Dans ce nouvel état d’esprit des Français, quels arguments portent le mieux, quelles formules touchent le plus ?
Précisément, le temps n’est ni « à la bonne formule », ni au « bon slogan » de meeting. Il faut informer rigoureusement, point par point, et dénoncer les amalgames entre la Constitution et une Europe supposée libérale alors que, au contraire, ce texte offre un réel antidote au libéralisme.

Que répondez-vous aux partisans d'un « non européen » pour lesquels il serait « très simple » de se remettre autour de la table pour tout remettre à plat ?
C’est absurde et mensonger. Ces apprentis sorciers ces docteurs Folamour du « non », font mine d’ignorer que l’Europe est une construction lente, complexe, pluraliste. Cette Constitution n’est pas sortie de la cuisse de Jupiter. Elle est le fruit de trois ans de travaux, avec une Convention associant les gouvernements, une centaine de responsables politiques de tous bords, les syndicalistes européens...

Mais pas Madame Michu !
Mais, si, Madame Michu était là, à travers tous les parlementaires qui la représentaient au sein de la Convention ! Ne soyons pas démagogues. C’est un mensonge de prétendre que l’on peut tout refaire. La vérité est qu’on a aujourd’hui le meilleur compromis possible. Une éventuelle « renégociation » aurait toutes les chances de pousser vers une Europe de droite, moins sociale, plus souverainiste, voire xénophobe, compte tenu du rapport de force politique aujourd’hui : dix-huit gouvernements de droite sur vingt-cinq.

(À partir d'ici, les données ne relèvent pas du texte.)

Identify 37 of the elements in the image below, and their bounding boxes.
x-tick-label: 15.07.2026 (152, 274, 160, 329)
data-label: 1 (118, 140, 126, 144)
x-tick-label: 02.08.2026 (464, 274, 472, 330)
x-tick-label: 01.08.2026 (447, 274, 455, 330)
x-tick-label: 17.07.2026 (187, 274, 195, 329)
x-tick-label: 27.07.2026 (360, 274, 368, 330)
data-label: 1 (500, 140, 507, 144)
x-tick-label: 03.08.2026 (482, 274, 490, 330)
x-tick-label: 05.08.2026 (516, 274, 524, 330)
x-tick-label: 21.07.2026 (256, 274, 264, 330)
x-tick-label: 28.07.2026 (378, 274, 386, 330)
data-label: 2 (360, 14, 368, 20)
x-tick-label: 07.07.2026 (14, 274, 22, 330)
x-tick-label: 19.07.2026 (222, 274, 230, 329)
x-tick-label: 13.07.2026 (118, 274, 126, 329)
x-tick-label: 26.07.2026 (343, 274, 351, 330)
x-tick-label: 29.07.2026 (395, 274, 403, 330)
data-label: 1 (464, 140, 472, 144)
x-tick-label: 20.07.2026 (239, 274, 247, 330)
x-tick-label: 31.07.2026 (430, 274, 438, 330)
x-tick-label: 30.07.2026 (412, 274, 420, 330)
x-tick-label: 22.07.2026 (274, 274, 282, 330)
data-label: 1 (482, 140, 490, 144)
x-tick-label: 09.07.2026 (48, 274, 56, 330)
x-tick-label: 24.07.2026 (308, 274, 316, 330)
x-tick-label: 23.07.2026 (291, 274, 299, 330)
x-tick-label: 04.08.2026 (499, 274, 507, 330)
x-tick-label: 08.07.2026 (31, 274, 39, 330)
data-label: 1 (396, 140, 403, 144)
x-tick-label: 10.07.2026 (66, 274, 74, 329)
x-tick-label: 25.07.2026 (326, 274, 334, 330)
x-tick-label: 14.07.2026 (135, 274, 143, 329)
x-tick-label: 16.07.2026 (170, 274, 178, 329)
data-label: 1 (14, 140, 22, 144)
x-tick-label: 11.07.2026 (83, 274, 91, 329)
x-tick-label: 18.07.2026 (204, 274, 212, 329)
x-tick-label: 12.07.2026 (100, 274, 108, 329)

Enlever la troisième partie -qui reprend les traités antérieurs, et dont même Giscard ne voulait pas- ne simplierait-il pas les débats, ramenant nombre de soutiens au camp du « oui » ?
Mais ces traités existent et existeront, quel que soit le résultat du référendum ! Raisonnons par l’absurde : si le « non » l’emporte le 29 mai, que reste-t-il ? La troisième partie ! .... Si la Constitution est repoussée, on vivrait avec les traités actuels qui ne seraient pas caducs. Avec eux resteraient les dispositions honnies par les partisans du « non » sur l’Otan, sur la concurrence libre et non faussée, etc... qui figurent dans les traités depuis 1957 ! En revanche, l’objectif du plein-emploi, la charte des droits fondamentaux, la base juridique pour une directive sur les services publics, la création d’un ministre des Affaires Etrangères de l’Europe, tout cela tomberait. Et j’insiste : pour réviser ces traités, il faudrait l’unanimité et non la majorité qualifiée, réclamée par les partisans du « non ». C’est tout le paradoxe du « non » : les plus critiques envers le traité œuvrent pour le maintien de ce qu’ils récusent, ils travaillent pour l’Europe libérale.

Autre demande « simple » des partisans du « non » : faciliter davantage les coopérations renforcées...
Pour moi, l’entrée de dix nouveaux membres est une solution, quand les partisans du « non » en font un problème. L’Europe élargie doit combiner unité et diversité. Avec la Constitution, si les Européens le veulent, ils le peuvent.